Frankly, we don’t have much to add above what we said at the top and in prior editions of the Recap.

No Spark

Our only contribution is that – from this vantage point – we don’t see many catalysts for BDC price changes until the next Fed meeting in mid-September.

The markets may jump around following one bit of of economic data or another but any meaningful change will probably wait till the Fed opines, unless the Trump Administration does more than complain and actively seeks to upend both Chairman Powell and his acolytes first.

We won’t be hearing from the BDCs themselves for IIIQ 2025 earnings season till early November – which seems like an age away.

(Note that Prospect Capital (PSEC) – an “idiosyncratic” BDC if there ever was one – will be reporting its fiscal year results through June 2025 next week).
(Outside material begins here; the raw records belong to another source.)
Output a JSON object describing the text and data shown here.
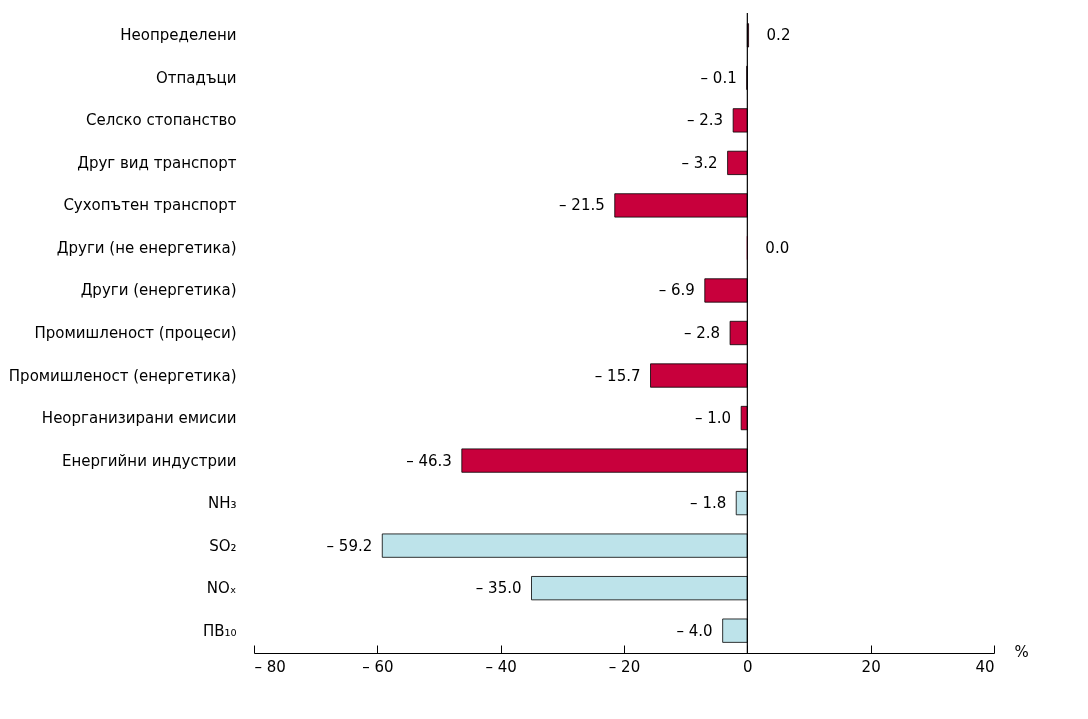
{
  "chart_data": {
    "type": "bar",
    "orientation": "horizontal",
    "xlabel": "%",
    "categories": [
      "Неопределени",
      "Отпадъци",
      "Селско стопанство",
      "Друг вид транспорт",
      "Сухопътен транспорт",
      "Други (не енергетика)",
      "Други (енергетика)",
      "Промишленост (процеси)",
      "Промишленост (енергетика)",
      "Неорганизирани емисии",
      "Енергийни индустрии",
      "NH₃",
      "SO₂",
      "NOₓ",
      "ПВ₁₀"
    ],
    "values": [
      0.2,
      -0.1,
      -2.3,
      -3.2,
      -21.5,
      0.0,
      -6.9,
      -2.8,
      -15.7,
      -1.0,
      -46.3,
      -1.8,
      -59.2,
      -35.0,
      -4.0
    ],
    "value_labels": [
      "0.2",
      "– 0.1",
      "– 2.3",
      "– 3.2",
      "– 21.5",
      "0.0",
      "– 6.9",
      "– 2.8",
      "– 15.7",
      "– 1.0",
      "– 46.3",
      "– 1.8",
      "– 59.2",
      "– 35.0",
      "– 4.0"
    ],
    "colors": [
      "#c8003c",
      "#c8003c",
      "#c8003c",
      "#c8003c",
      "#c8003c",
      "#c8003c",
      "#c8003c",
      "#c8003c",
      "#c8003c",
      "#c8003c",
      "#c8003c",
      "#bde3ea",
      "#bde3ea",
      "#bde3ea",
      "#bde3ea"
    ],
    "xlim": [
      -80,
      40
    ],
    "xticks": [
      {
        "value": -80,
        "label": "– 80"
      },
      {
        "value": -60,
        "label": "– 60"
      },
      {
        "value": -40,
        "label": "– 40"
      },
      {
        "value": -20,
        "label": "– 20"
      },
      0,
      20,
      40
    ],
    "ref_lines": [
      {
        "axis": "x",
        "value": 0,
        "color": "#000000"
      }
    ],
    "grid": false
  }
}
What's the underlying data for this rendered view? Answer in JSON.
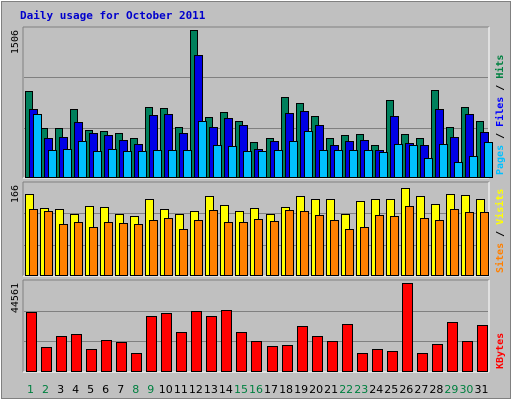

A long stretch lies ahead where macro developments will be the factor most likely to move BDC prices.

Shaggy Dog Story

However, as we’ve said above, even a September rate cut of 25 basis points won’t truly give us a sense of direction because we might be “one and done” situation or “the first of many”.

Maybe the picture won’t be clear till May 2026 when Chairman Powell’s term as supreme leader ends.

It Could Happen

Should the Administration gain control over the levers of monetary policy at that point, the picture might get clearer as rates get slashed, and quickly.

Need we say that won’t be good for BDC earnings and will radically re-shape the financial world we’ve known all our lives.

That’s saying something because the BDC Reporter is long in the years and has never had to contend a situation when the government holds all the leashes of our capitalist system.